Quando qualquer meio de prova, não dotado de força probatória especial atribuída por lei, crie no espírito do julgador a convicção da existência de um facto, diz-se que foi feita prova bastante – ou que há prova suficiente – desse facto.
Se, porém, a esse meio de prova um outro sobrevier que crie no espírito do julgador a dúvida sobre a existência do facto, a prova deste facto desapareceu, como que se desfez. Nesse sentido se afirma que a prova bastante cede perante simples contraprova, ou seja, em face do elemento probatório que, sem convencer o julgador do facto oposto (da inexistência do facto), cria no seu espírito a dúvida séria sobre a existência do facto.
Assim, se a parte onerada com a prova de um facto conseguir, através de testemunhas, de peritos ou de qualquer outro meio de prova, persuadir o julgador da existência do facto, ela preencheu o ónus que sobre si recaía.

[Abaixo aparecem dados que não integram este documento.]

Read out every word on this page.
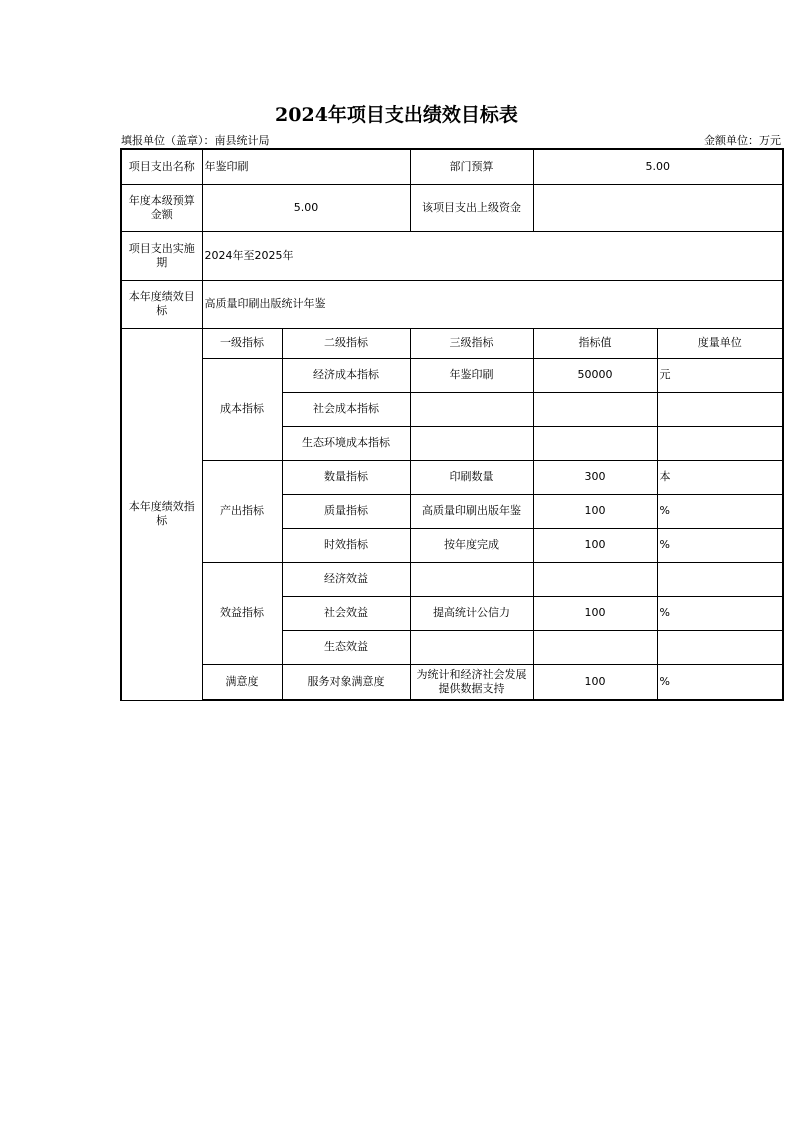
2024年项目支出绩效目标表
填报单位（盖章）：南县统计局	金额单位：万元
项目支出名称	年鉴印刷		部门预算	5.00	
年度本级预算金额	5.00		该项目支出上级资金		
项目支出实施期	2024年至2025年				
本年度绩效目标	高质量印刷出版统计年鉴				
本年度绩效指标	一级指标	二级指标	三级指标	指标值	度量单位
	成本指标	经济成本指标	年鉴印刷	50000	元
		社会成本指标			
		生态环境成本指标			
	产出指标	数量指标	印刷数量	300	本
		质量指标	高质量印刷出版年鉴	100	%
		时效指标	按年度完成	100	%
	效益指标	经济效益			
		社会效益	提高统计公信力	100	%
		生态效益			
	满意度	服务对象满意度	为统计和经济社会发展提供数据支持	100	%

Porém, se a parte contrária (ou o próprio tribunal) trouxer ao processo qualquer outro elemento probatório de sinal oposto, que deixe o juiz na dúvida sobre a existência do facto, dir-se-á que ele fez contraprova; e mais se não exigirá para destruir a prova bastante realizada pelo onerado, para neutralizá-la […]>>.
O art.º 400.º, n.º 2, corpo, do CPP manda atender também aos “elementos constantes dos autos” para efeitos de verificação do vício de erro notório na apreciação da prova.
Portanto, todos os elementos probatórios examinados em sede própria pelo Ente Julgador ora recorrido também têm que ser examinados na presente sede recursória, para se poder aquilatar da ocorrência ou não desse vício de julgamento de factos.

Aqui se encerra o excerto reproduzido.